One complicating factor is that sex often serves a different purpose for men than for women. Men may seek sex as a way to connect with their partner; the physical connection leads to feeling emotionally connected. But for women, it’s often the other way around. Women tend to be more interested in sex when they’re already feeling emotionally connected; then, they feel open to the vulnerability of physical intimacy. It’s a chicken-and-egg thing. Neither way of being is wrong.
Try to meet your partner halfway. Men can make more effort to tune into the emotional connection that women crave before sex (not just to get sex, but to show real caring). Women who feel “meh” about sex on a given occasion often find desire builds once they start making out.
(Note: Feeling neutral about sex is very different from being clear you don’t want it. No one should agree to sex, even with their long-time partner, if they really don’t want to, and the partner shouldn’t pressure them.)
Sex Is Different at Different Stages
Early in a relationship, couples often can’t get enough of each other. Both people’s sex drive may be amped up. The sex is exciting. You make love often. It’s awesome.
But over time, sexual intensity generally diminishes. Partners may find that they don’t have sex as often. This usually isn’t a problem; it doesn’t mean your relationship is wrong. It just means you’ve settled into a more sustainable level of emotional and physical intensity.

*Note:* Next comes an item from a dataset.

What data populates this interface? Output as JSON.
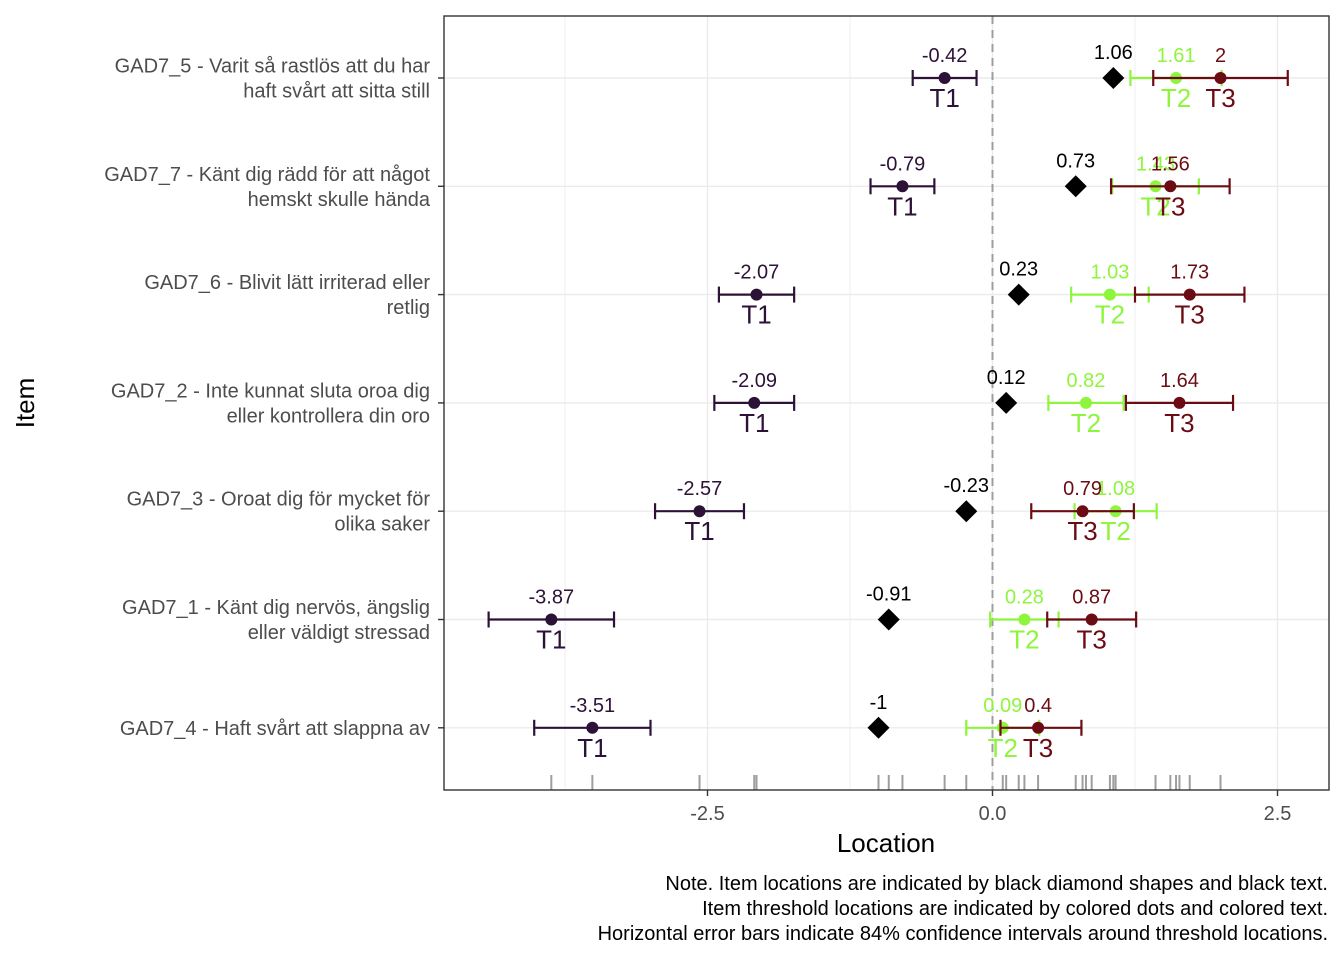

Life stage also complicates things. Especially, the new-parent stage plays havoc with sex drive, especially for new moms. Sleep deprivation, hormonal changes, and the overwhelming amount of touch that come with a small baby can leave women with zero interest in sex. At the same time, the partner may miss not only sex but also the emotional connection that comes with it. As your lives are disrupted by this amazing, demanding, small creature, the dad may want reassurance that he still matters—at the very time the mom just doesn’t have it to give. That’s why this stage of life has one of the lowest levels of marital satisfaction.
There’s no easy solution. The best you can do is realize that the new-parent experience is different for each of you and try to be patient about it. Remember that it’s only a phase; in time, you will get back to a happy couple sex life.
Getting older also changes sex. As men age, erections become less reliable. For women, menopause can bring vaginal dryness and a lower sex drive (or sometimes a higher one). None of this spells the end of an enjoyable sex life. It just means you have to adapt by being more playful and patient with each other.
Making Time for Sex
If you and your partner aren’t rolling in the hay as often as you’d like even though your relationship is mostly good, take a look at your habits. Try these ways to increase the chances that you’ll both be in the mood:
Make couple time a priority. It’s much easier for women, especially, to feel sexy when they feel like a person rather than a mom or a household manager. Get a babysitter and have regular date nights so you can connect as two adults, not just as two parents or people with a to-do list. Remind yourselves what it’s like to have fun together.
Turn off the devices. Cell phones and social media can eat up precious couple time. Make a rule that devices get put away at a certain hour and are stored somewhere that’s not the bedroom.
Pay attention to affection and touch. Unless one of you is in the parent-overload, “I can’t stand one more person touching me” phase, keep regular affection in your lives. Sit next to each other on the couch; give a hug when you walk in the door. That provides emotional connection for both of you and makes sex more likely, and more likely to be satisfying, when it does happen.